Figure 3.

Proteomic profiling of capsular fibrosis around SMIs. Comprehensive profiling of capsular fibrosis around SMIs through proteomic techniques, elucidating the underlying molecular mechanisms and potential clinical applications. Clinical context: this study comprised 10 female patients who underwent simultaneous prophylactic bilateral nipple-sparing mastectomy (NSME) and tissue expander-based breast reconstruction. Biological samples of wound bed fluid (referred to as WBF) were collected daily from Day 1 to 5 following the expander’s implantation. Wound drains, integral to the surgical procedure for patients undergoing expander-based reconstruction, were retained post-operatively.
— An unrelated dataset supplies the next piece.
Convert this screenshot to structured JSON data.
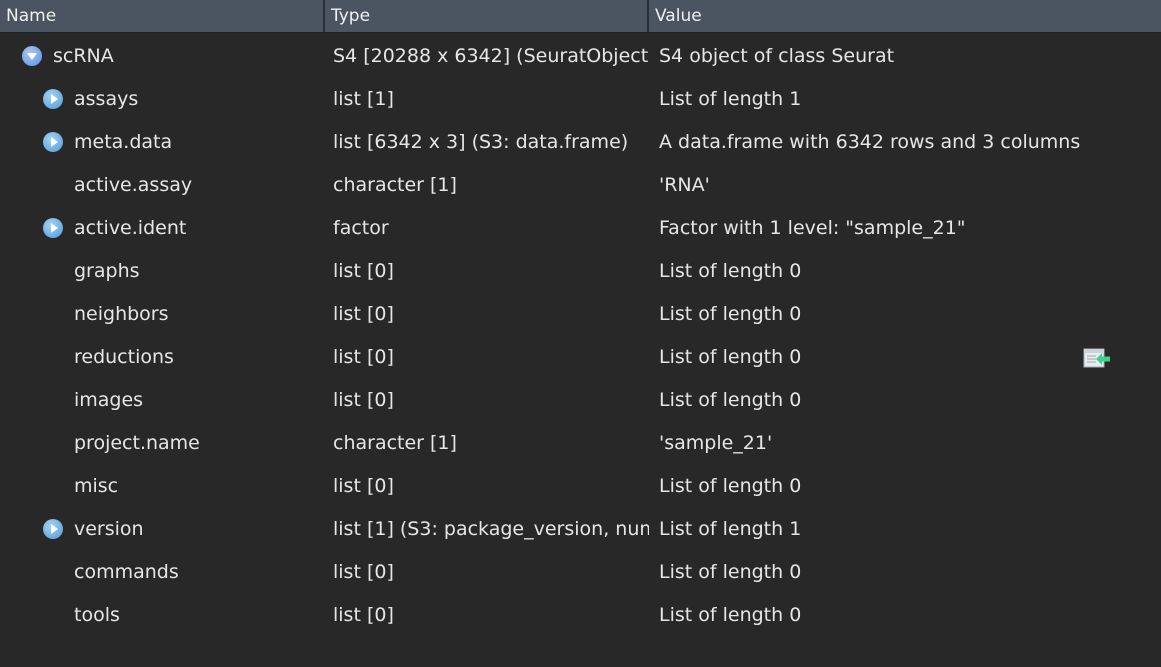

WBF was collected under sterile conditions. During reoperation, capsular tissue was harvested from two different implants. Proteomic techniques: Time-dependent collection of wound bed fluid and resection of the implant surface followed by enzymatic protein digestion and peptide labeling with TMT tags. Multiplexed proteomics: High pH fractionation, nano-LC-MS analysis of peptide digests, and on-surface digestion of proteins into peptides revealed time-dependent protein expression and quantification post-surgery. Integration and clinical implications. Immediate inflammatory response: This depicts the dynamics of the inflammatory response and wound healing post-implantation, including T cell activation, Th1/Th17 immune response, T regulatory (Treg) cell suppression, and macrophage activation. Protein adsorption and progression of fibrosis: Continuous protein adsorption to the implants’ surface and ECM remodeling contributed to capsular contracture and fibrosis. Biomarkers for early detection: Identified potential biomarkers such as HSPs and S100 proteins for early-stage fibrosis, offering diagnostic and therapeutic insights.